The flexdrive draws extra power to boost voltage as part of it's function, so it will not be as efficient, but it does tend to be a lot more handy for certain builds.
Incorrect.


The linear drivers are NOT efficient. They take the extra voltage and turn it into heat.
The DC boost diodes however are very efficient. Atleast 80%. Sometimes over 90%.


Efficiency is calculated by
(Watts out / Watts in) x 100 = % efficiency

For example: a linear driver like rkcstr.
Takes in 7.25v at 100ma. So 0.725W in. (btw that's the minimum V needed for bluray)

Outputs about 5V at around same 100ma. So 0.5W
(0.5 / 0.725) x 100 = 69% efficiency

If input voltage is 10V then, input would be 1W. So..
(0.5 / 1) x 100 = 50%

So basically, the best efficiency a linear driver gets for a bluray is 69%.
Then the efficiency drops as voltage is increased since the extra power is converted into heat. This is why linear drivers get hot.


The DC boost drivers however DO NOT CONVERT EXTRA POWER TO HEAT.
This is because they are given lower voltage than output voltage.


So say a flexdrive has an input of 3V and needs to output 5V @ 100ma to drive a PHR.

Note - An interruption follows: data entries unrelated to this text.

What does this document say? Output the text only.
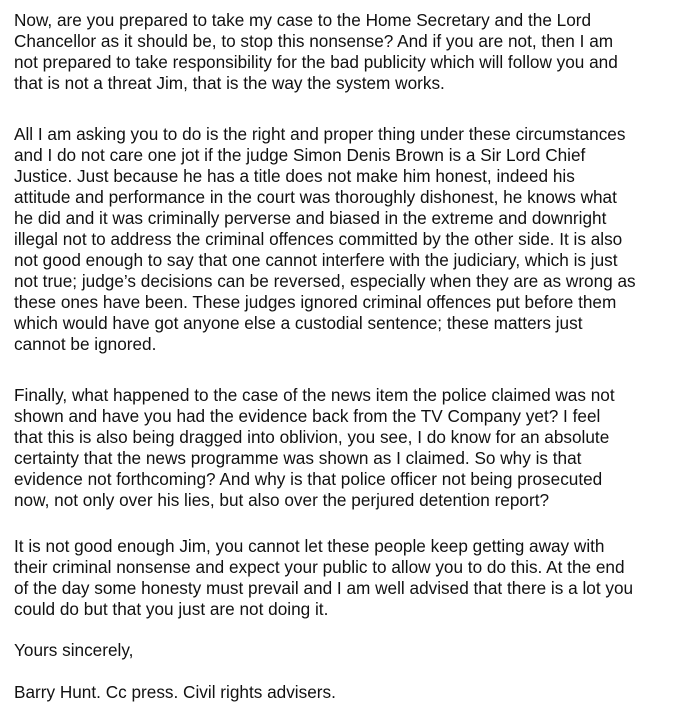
Now, are you prepared to take my case to the Home Secretary and the Lord

Chancellor as it should be, to stop this nonsense? And if you are not, then I am

not prepared to take responsibility for the bad publicity which will follow you and

that is not a threat Jim, that is the way the system works.

All I am asking you to do is the right and proper thing under these circumstances

and I do not care one jot if the judge Simon Denis Brown is a Sir Lord Chief

Justice. Just because he has a title does not make him honest, indeed his

attitude and performance in the court was thoroughly dishonest, he knows what

he did and it was criminally perverse and biased in the extreme and downright

illegal not to address the criminal offences committed by the other side. It is also

not good enough to say that one cannot interfere with the judiciary, which is just

not true; judge’s decisions can be reversed, especially when they are as wrong as

these ones have been. These judges ignored criminal offences put before them

which would have got anyone else a custodial sentence; these matters just

cannot be ignored.

Finally, what happened to the case of the news item the police claimed was not

shown and have you had the evidence back from the TV Company yet? I feel

that this is also being dragged into oblivion, you see, I do know for an absolute

certainty that the news programme was shown as I claimed. So why is that

evidence not forthcoming? And why is that police officer not being prosecuted

now, not only over his lies, but also over the perjured detention report?

It is not good enough Jim, you cannot let these people keep getting away with

their criminal nonsense and expect your public to allow you to do this. At the end

of the day some honesty must prevail and I am well advised that there is a lot you

could do but that you just are not doing it.

Yours sincerely,

Barry Hunt. Cc press. Civil rights advisers.
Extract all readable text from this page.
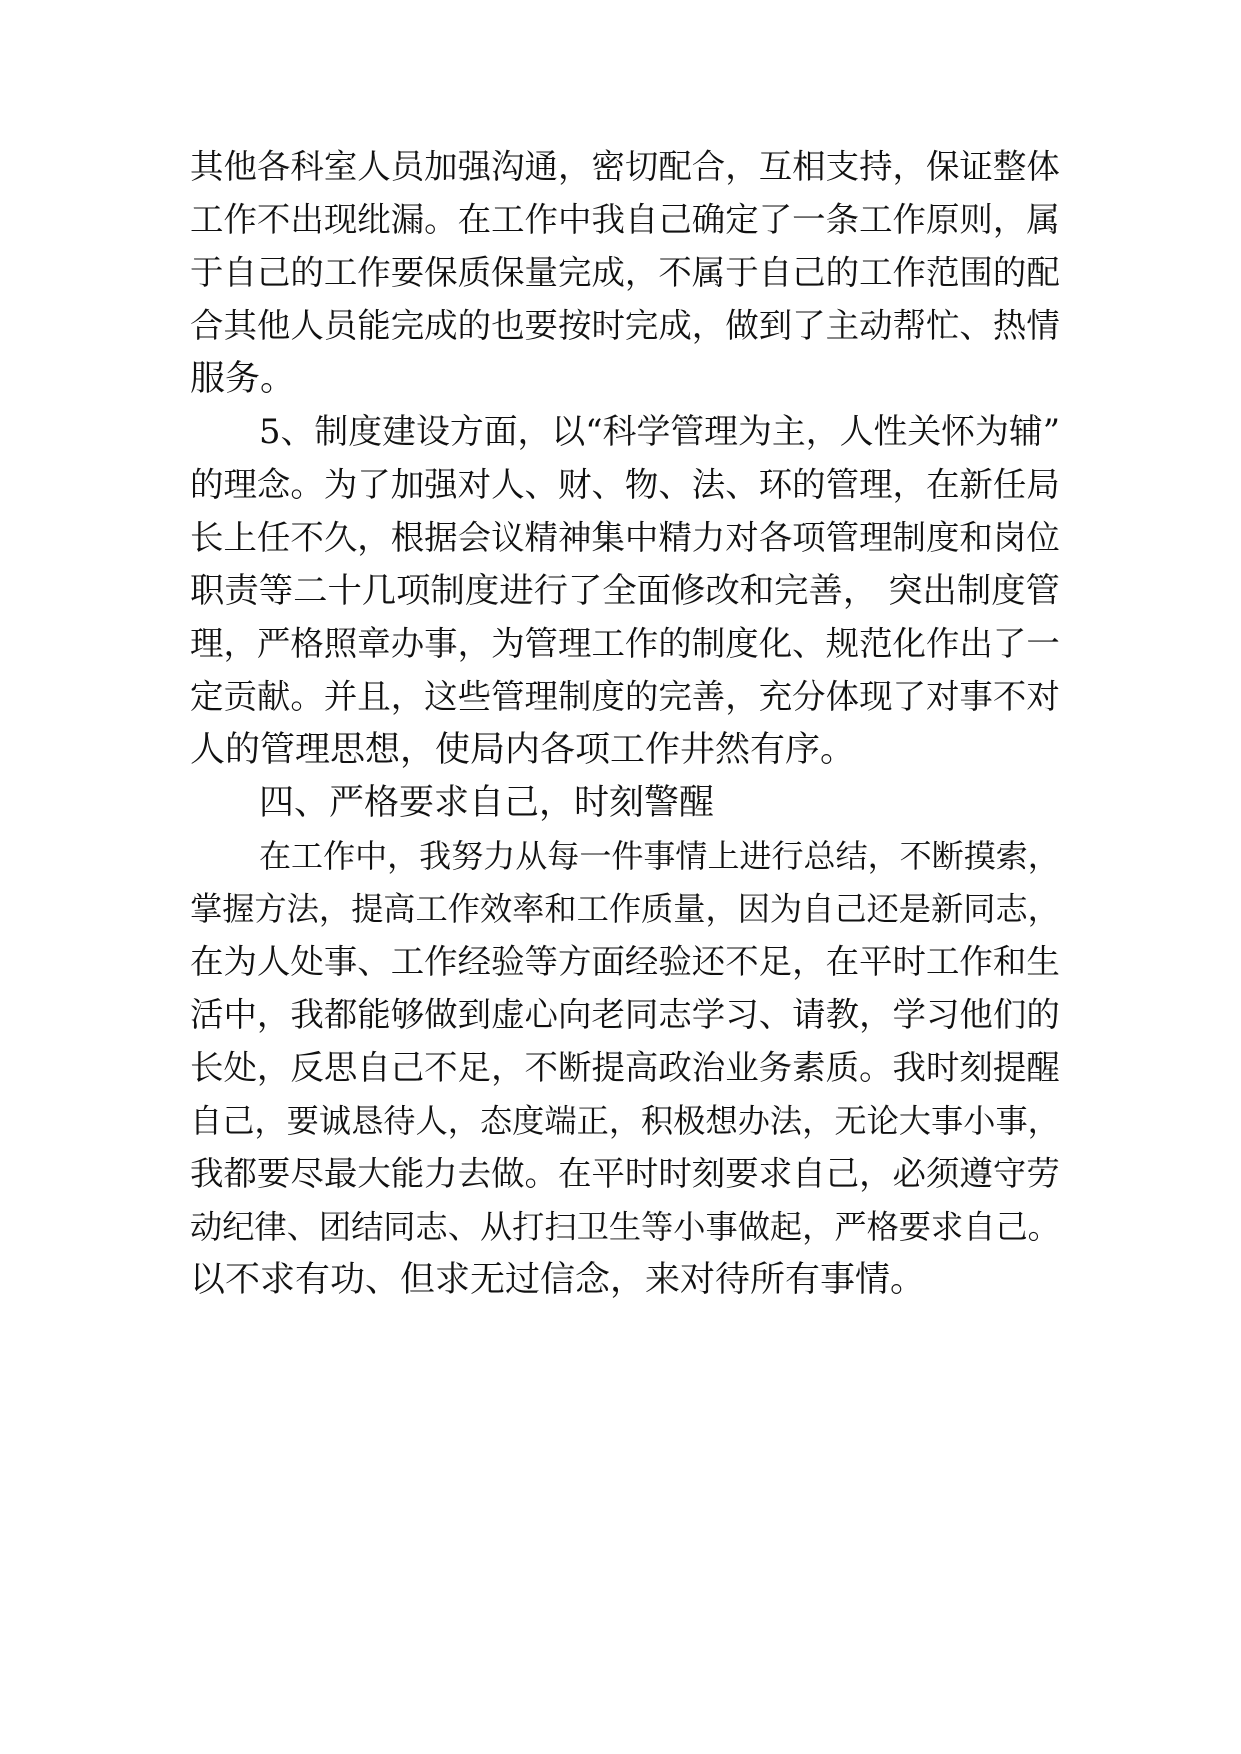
其他各科室人员加强沟通，密切配合，互相支持，保证整体
工作不出现纰漏。在工作中我自己确定了一条工作原则，属
于自己的工作要保质保量完成，不属于自己的工作范围的配
合其他人员能完成的也要按时完成，做到了主动帮忙、热情
服务。
5、制度建设方面，以“科学管理为主，人性关怀为辅”
的理念。为了加强对人、财、物、法、环的管理，在新任局
长上任不久，根据会议精神集中精力对各项管理制度和岗位
职责等二十几项制度进行了全面修改和完善， 突出制度管
理，严格照章办事，为管理工作的制度化、规范化作出了一
定贡献。并且，这些管理制度的完善，充分体现了对事不对
人的管理思想，使局内各项工作井然有序。
四、严格要求自己，时刻警醒
在工作中，我努力从每一件事情上进行总结，不断摸索，
掌握方法，提高工作效率和工作质量，因为自己还是新同志，
在为人处事、工作经验等方面经验还不足，在平时工作和生
活中，我都能够做到虚心向老同志学习、请教，学习他们的
长处，反思自己不足，不断提高政治业务素质。我时刻提醒
自己，要诚恳待人，态度端正，积极想办法，无论大事小事，
我都要尽最大能力去做。在平时时刻要求自己，必须遵守劳
动纪律、团结同志、从打扫卫生等小事做起，严格要求自己。
以不求有功、但求无过信念，来对待所有事情。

That means it outputs 0.5W (5 x 0.1).
3v x (input current) = 0.5W, therefore input current = W / Vin

So input current will be about 167ma.

However since they are about 90% efficient. The Input current will actually be about 185ma.
So in this case at a efficiency of 90%, the boost driver takes in 3v@185ma and outputs 5V @ 100ma


Hope this made sence :)

Feel free to point out any errors.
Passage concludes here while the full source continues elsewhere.